5 03 2011

As I go through the images from the other day, I just want to share them all NOW. It takes longer to tell the stories that go with them … and the stories are what I most love to share. Oh, the dilemma.

Here are some that don’t have a particular story … almost between stories, if you will … just lovely.

Hook’s had been moseying along the top of the arroyo where the boys’ play was happening, and when mama Luna led the way away, Hook’s meandered on away, too. Another band was beyond not too far, so I moseyed along after Hook’s as the trail led – they diverged low, and I continued on the trail high up the spine of the ridge. The other horses are behind me, but there’s something that always gets me about a horse looking – somewhere, at some thing beyond your vision or ken to notice … The cloud was still over us, but stray sheets of light were randomly hitting the far hills. You can’t tell at all, but it was another windy day. πŸ™‚

Taken about the same time. Most of the horses were grazing with their butts to me. Fierro was broadside, gorgeous lit Knife Edge providing a stunning backdrop to his handsome little self.

Looking back as I went on up the trail … Hannah, looking at me, framed by half-siblings Pinon (left) and Hannah – who are (likely) full siblings.

Share now or wait till the play discussion? Hmm. When I came back from visiting the other band (all in good time), Hook’s had wandered lower from the trail that took me back to my destination. Little Fierro, who had watched the play with great interest but not been allowed to join in – by protector Steeldust and then right away by stepdaddy Hook – was practicing his moves with his best bud-“big brother”-favorite Uncle Pinon. πŸ™‚ I wish I’d been close enough for pix of THAT! Cuter ‘n heck! Such a progression … baby to colt to stallion … so much he has to learn.

As I jump from subject to subject, bear with me. It was a full, full, full day!



6 responses

6 03 2011

Awesome photos. I especially love the first one of the gray. For my birthday yesterday I checked out the local free-roaming horse population just an hour south of me on the Yakama Reservation. It was just an amazing way to spend the day tracking horses and taking photos! However, it made me realize that I need a new lens…There certainly was no shortage of them. 12,000! I wrote a description in my blog if you are interested in more information.

I think I have joined the ranks of following horses! I’m hooked and can’t wait to go again!

6 03 2011

Happy birthday … and welcome to the addiction!

Wow – 12,000 horses?! How big is the Yakama Reservation? How are the horses managed now?

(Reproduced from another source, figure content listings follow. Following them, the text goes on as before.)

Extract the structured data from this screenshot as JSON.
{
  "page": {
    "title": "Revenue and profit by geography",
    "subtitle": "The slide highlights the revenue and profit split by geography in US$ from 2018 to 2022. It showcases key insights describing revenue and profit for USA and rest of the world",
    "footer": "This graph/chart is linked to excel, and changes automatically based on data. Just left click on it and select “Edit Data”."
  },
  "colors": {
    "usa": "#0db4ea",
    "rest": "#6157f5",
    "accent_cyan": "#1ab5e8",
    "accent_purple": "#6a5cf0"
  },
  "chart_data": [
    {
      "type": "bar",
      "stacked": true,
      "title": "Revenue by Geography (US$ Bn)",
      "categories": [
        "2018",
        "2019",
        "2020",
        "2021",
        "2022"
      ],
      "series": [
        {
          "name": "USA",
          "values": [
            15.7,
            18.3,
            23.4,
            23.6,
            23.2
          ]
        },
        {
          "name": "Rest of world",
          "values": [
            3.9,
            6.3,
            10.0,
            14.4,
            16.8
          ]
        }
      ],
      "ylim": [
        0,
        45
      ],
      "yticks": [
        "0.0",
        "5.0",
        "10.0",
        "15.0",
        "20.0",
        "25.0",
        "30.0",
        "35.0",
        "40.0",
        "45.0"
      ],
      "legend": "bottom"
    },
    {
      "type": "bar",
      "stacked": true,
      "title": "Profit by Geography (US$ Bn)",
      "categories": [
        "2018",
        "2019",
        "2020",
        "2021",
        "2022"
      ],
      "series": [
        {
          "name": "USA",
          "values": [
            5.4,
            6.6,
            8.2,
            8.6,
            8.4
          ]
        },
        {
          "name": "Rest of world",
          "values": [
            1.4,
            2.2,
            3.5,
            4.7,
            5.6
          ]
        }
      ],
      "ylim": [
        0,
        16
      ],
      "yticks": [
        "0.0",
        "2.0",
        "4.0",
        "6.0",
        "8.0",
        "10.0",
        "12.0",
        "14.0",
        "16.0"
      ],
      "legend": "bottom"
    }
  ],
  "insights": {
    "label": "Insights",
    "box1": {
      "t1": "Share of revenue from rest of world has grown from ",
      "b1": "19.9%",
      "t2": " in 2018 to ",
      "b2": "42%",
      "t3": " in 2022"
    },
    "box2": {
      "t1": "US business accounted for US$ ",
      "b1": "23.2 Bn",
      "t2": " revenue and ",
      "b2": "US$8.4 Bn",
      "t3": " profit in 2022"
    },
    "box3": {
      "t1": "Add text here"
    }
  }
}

I’m interested to follow your travels there and among the Kiger horses this summer. For others who may also be interested, Jessie’s blog: http://mustangmanagement.blogspot.com/

6 03 2011

Yeah – 12,000! I’m not sure what the acreage is, but I read somewhere that their range manager suggested that area can sustainably manage about 2500…They’ve been wreaking havoc on the environment from wildlife impacts to damaging cultural root crops of the tribe. Management? I think they try to round them up and are exploring fertility control, but they just don’t have the funds or capability that the BLM does. It will be interesting to see what happens with these horses in the near future..It makes me appreciate the care of horses and the range on public lands.

8 03 2011

They’re promoting horse slaughter.

8 03 2011

Jessie – They’re bad off if they don’t have the funds or capability of BLM … BLM doesn’t, either! People figured out in the beginning (1971-2) that it was going to become an overpopulation problem, and some actually set out to do something about it – starting on the reproduction end (including BLM, apparently). National Park Service – succeed; others – fail. What happened? (rhetorical question … I’m sure I know at least part of the cultural/political answer …)

Equus5 – Thanks for that URL. It says they gelded 35 stallions … 35 with a population of 12,000?! The site also says 20,000 horses in a three-state area (does that include BLM or all tribal land?).

That’s just all overwhelming to me … and to the tribe?? Wow. 😦

8 03 2011

Completely overwhelming! The 20,000 includes the Warm Springs, Yakama, Colville…possibly other Northwest tribes with horses? Yakama by far has the most…not sure what they can do about it…The Warm Springs are looking to open a processing facility, but I’m sure that will be met with opposition. If that is so, hopefully another solution will present itself.